Publié le 20 novembre 2013 par Juval @valerieCG

Plus les textes s'égrènent autour du racisme subi par Taubira, plus j'ai l'impression d'une immense mascarade visant à nous déculpabiliser et à dépolitiser le racisme.

Depuis que Taubira a été nommée - et cela n'a cessé de gagner en puissance avec le mariage pour tous - la salve d'injures racistes est constante. Nos politiques, qui ont sans nul doute des cabinets de communication dédiés à l'étude des réactions sur les réseaux sociaux, ne pouvaient l'ignorer. Les journaux, qui ont eux mêmes une visibilité sur les réseaux sociaux, ne pouvaient l'ignorer non plus. On feint encore ce matin même de s'étonner du langage du FN face à la victoire en football.

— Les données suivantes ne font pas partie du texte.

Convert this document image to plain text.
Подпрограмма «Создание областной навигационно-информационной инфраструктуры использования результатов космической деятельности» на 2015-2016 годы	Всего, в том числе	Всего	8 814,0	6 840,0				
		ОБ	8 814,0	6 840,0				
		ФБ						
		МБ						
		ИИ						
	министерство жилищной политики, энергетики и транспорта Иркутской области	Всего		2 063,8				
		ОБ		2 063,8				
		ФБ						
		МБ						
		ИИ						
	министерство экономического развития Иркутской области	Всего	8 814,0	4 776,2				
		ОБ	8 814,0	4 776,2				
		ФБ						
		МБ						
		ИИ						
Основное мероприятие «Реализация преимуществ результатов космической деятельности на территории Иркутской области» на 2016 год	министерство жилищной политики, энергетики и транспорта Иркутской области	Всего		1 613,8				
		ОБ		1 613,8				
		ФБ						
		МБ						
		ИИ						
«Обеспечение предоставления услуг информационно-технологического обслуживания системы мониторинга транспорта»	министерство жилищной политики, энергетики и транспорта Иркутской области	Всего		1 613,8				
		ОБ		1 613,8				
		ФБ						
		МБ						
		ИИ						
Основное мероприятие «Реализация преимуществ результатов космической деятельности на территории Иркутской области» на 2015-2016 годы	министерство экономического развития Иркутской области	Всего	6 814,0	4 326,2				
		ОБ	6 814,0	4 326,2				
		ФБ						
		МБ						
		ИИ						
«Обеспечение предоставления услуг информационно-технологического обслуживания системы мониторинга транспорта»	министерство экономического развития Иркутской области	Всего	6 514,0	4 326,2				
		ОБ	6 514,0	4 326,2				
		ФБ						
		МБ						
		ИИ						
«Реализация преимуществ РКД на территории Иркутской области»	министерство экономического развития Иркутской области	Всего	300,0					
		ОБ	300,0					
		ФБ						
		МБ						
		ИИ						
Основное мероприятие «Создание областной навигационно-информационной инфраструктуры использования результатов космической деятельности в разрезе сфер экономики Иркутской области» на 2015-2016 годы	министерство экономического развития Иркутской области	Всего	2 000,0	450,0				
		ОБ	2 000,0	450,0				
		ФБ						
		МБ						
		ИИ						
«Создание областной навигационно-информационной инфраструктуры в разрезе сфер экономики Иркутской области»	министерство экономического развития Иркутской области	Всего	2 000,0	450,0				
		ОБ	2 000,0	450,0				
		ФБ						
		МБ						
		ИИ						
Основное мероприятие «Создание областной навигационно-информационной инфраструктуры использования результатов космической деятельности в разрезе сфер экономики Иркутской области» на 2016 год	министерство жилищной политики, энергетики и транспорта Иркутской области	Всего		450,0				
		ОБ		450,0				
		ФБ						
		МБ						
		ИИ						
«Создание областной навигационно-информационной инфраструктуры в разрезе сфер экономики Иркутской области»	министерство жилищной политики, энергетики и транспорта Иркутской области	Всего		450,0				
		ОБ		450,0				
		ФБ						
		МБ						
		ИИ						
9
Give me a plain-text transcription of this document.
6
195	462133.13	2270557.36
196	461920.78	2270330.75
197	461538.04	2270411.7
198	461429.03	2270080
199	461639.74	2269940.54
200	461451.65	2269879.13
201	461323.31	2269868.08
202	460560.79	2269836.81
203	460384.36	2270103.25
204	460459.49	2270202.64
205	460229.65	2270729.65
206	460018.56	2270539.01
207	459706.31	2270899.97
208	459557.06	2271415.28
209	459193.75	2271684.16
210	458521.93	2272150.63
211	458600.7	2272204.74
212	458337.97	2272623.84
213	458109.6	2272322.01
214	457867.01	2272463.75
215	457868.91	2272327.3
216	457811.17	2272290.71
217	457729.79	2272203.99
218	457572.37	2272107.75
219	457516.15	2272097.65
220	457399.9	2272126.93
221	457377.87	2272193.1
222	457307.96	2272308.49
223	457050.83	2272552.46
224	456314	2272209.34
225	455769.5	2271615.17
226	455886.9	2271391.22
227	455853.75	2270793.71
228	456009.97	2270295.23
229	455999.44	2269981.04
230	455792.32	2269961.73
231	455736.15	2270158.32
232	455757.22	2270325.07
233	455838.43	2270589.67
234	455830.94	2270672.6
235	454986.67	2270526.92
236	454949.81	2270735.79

Nous avons considéré longtemps que cette parole raciste là était résiduelle, les derniers soubresauts du grand cadavre réactionnaire et puis... ce ne sont que quelques insensés n'est ce pas.

Alors on feint de s'indigner, on feint de remarquer lorsqu'il n'est plus possible de faire autrement ; lorsqu'on en arrive au racisme caricatural, primaire, originel. Et là encore, nous les blancs,définissons ce qui est raciste et ce qui ne l'est pas.
Le racisme n'est pas le fait de pratiques racistes. Le racisme n'est pas le fait de comportements individuels isolés du groupe.  Le racisme est une idéologie fondant la hiérarchie des races.  Le racisme institutionnalise un groupe comme la norme, le supérieur et place d'autres groupes artificiellement créés dans le camps des racisés, ceux qui sont devenus par la décision du premier groupe, des êtes inférieurs. Et c'est en cela qu'on peut parler de système social raciste pour éviter justement de tomber dans l'erreur de qualifier le comportement raciste de l'un comme une erreur, qui ne viendrait pas du groupe et qui ne lui serait pas mentalement rattaché.
"Dans cette tradition, parler de racialisation revient à mettre l’accent sur le processus social et psychologique de catégorisation au cours duquel des différences, liées aux caractéristiques somatiques des personnes, sont perçues comme significatives, puis naturalisées et légitimées. La racialisation, dans cette acception, se définit donc principalement en tant que processus de catégorisation sociale. Cette notion rompt également avec la signification habituelle du terme de « race », en ce sens que cette dernière ne désigne plus une entité fixe et naturelle, mais se conçoit comme un effet de l’activité de catégorisation et de représentation des personnes : autrement dit, un construit mental et social."

Les comportements racistes qui s'expriment de façon visible aujourd'hui ne naissent pas de nulle part ; la France s'est fondée aussi sur l'esclavagisme et le colonialisme et tant que nous ne pourrons en parler sans dire "oui mais" alors le racisme perdurera.
Tant que nous considérons que toutes les choses sont égales par ailleurs, et que guenon est un terme certes insultant mais neutre au niveau de la race,  les choses perdureront.
Tant que nous considérons que le racisme est un acte individuel et que donc le racisme anti blancs existe, le racisme existera.
Tant que nous blancs fixerons la limite de ce qui est raciste et ne l'est pas, le racisme perdurera.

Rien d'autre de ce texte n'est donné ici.